Download and install TestU01. This is a C library to test random number generators. Windows users with the WSL should install this into their (Ubuntu) Linux. Try to install from source, which is a bit more complicated than installing an already-compiled library with sudo apt-get install ..., but very instructive to understand compilation. Your installation procedure should be a bit like this:

# get the file (or just open a browser and find the download link)
cd ~/Downloads
wget http://simul.iro.umontreal.ca/testu01/TestU01.zip
unzip TestU01.zip
cd TestU01-1.2.3/
# There is a README file 

# prepare compilation script, I choose to install in ~/local/TestU01-1.2.3
./configure --prefix=/home/<yourusernamehere>/local/TestU01-1.2.3
# MacOS: ./configure --prefix=/Users/<yourusernamehere>/local/TestU01-1.2.3
# compile, and then install (copy the build to directory above)
make install 

# check if `include` and `lib` directory are there
ls ~/local/TestU01-1.2.3/include
ls ~/local/TestU01-1.2.3/lib

The include/ directory should contain headers (bbattery.h, unif01.h), and the lib/ directory should contain a libtestu01.so.

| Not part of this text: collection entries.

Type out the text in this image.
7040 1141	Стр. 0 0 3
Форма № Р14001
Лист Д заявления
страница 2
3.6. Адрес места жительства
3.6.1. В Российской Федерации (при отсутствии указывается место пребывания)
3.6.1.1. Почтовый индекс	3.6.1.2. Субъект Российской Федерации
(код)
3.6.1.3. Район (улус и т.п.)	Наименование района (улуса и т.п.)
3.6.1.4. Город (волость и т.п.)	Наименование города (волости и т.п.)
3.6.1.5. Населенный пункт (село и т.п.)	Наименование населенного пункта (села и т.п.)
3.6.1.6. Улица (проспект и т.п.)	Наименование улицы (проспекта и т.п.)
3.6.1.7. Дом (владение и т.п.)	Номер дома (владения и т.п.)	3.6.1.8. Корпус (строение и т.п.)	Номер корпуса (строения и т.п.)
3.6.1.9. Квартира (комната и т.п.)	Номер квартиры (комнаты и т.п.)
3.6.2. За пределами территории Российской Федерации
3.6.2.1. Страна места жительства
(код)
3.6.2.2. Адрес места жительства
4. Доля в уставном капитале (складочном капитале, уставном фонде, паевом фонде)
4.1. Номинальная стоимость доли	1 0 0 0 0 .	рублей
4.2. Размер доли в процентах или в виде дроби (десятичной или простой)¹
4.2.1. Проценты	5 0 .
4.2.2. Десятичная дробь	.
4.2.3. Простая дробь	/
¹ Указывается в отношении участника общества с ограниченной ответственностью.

To see if you can use the library, you could try compiling a snippet like this:

#include "bbattery.h"
#include "unif01.h"
int main() { return 0; }

and the following shouldn’t return any error.

# MacOS: replace /home/ by /Users/
gcc snippet.c -o snippet \
    -ltestu01 \
    -I/home/<yourusernamehere>/local/TestU01-1.2.3/include/ \
    -L/home/<yourusernamehere>/local/TestU01-1.2.3/lib/ \
    -Wl,-rpath \
    -Wl,/home/<yourusernamehere>/local/TestU01-1.2.3/lib/

Note: -Wl,-rpath builds in a hardcoded path to the shared library, so that during the run (./snippet) the library is found.

Write a new C file (executable) to test the RANDU, Park-miller and Quick, on the bbattery_SmallCrush. For this consult the documentation, page 15/16 on external generators. The library asks you to pass a pointer to a function, but the function function cannot take any arguments, so you cannot give in draw. This might require a bit of research of your own: you’ll need to understand function pointers and add global variables. After you have implemented and ran tests, report the outcome of the tests. It is not necessary to explain the outcome of (individual) test results.

1.8 “A bit of a problem” #

The UNIX LCRNG, traditionally the default of the BSD Unix operating system, is known to have bad randomization in the rightmost bits. Even though it has a large period, the generator is not very good, since successive numbers are correlated.

Install GSL (GNU Scientific Library). Either compile yourself (as in the previous exercise) or download the pre-compiled library with the system’s package manager. MacOS users can either compile from source (similar as previous exercise) or use brew.sh.
Consult the documentation on how to use the generator gsl_rng_rand. Write and compile a small program, using the GSL library, that prints numbers from this generator in binary. Can you spot the problem?
Draw numbers with the current C implementation of rand(). Is the problem still present?
The SUN generator has the same parameters as the UNIX generator, but fixes the problem in the following way:
```
unsigned int next(struct LCRNG *rng, unsigned int x) {
    return rng->a * x + rng->c;
}

double scale(struct LCRNG *rng, unsigned int x) {
    // 0x7fff is hexadecimal for ... 0111 1111 1111 1111
    double omega = (x >> 16) & 0x7fff; 
    return omega / 0x7fff;
}
```
How does this generator work, and does it solve the problem? Would you still consider this to be a LCRNG? In your own project, extend the struct LCRNG and/or next(...) and draw(...) to support the SUN random number generator.
For completeness in your report, you may also want to time, test (with TestU01), and make e.g. a histogram or 3D scatter plot for the generator.

Writing tips To finish up the code:
make sure that the code is nicely formatted;
no debugging printf statements/tests/old functions;
use comments where helpful, but not superfluous;
good division between source and header files;
don’t leave old binary/object files in your project.
In your report:
put (special) compilation instructions in an Appendix;
make sure to mention any creative work clearly in the introduction/discussion.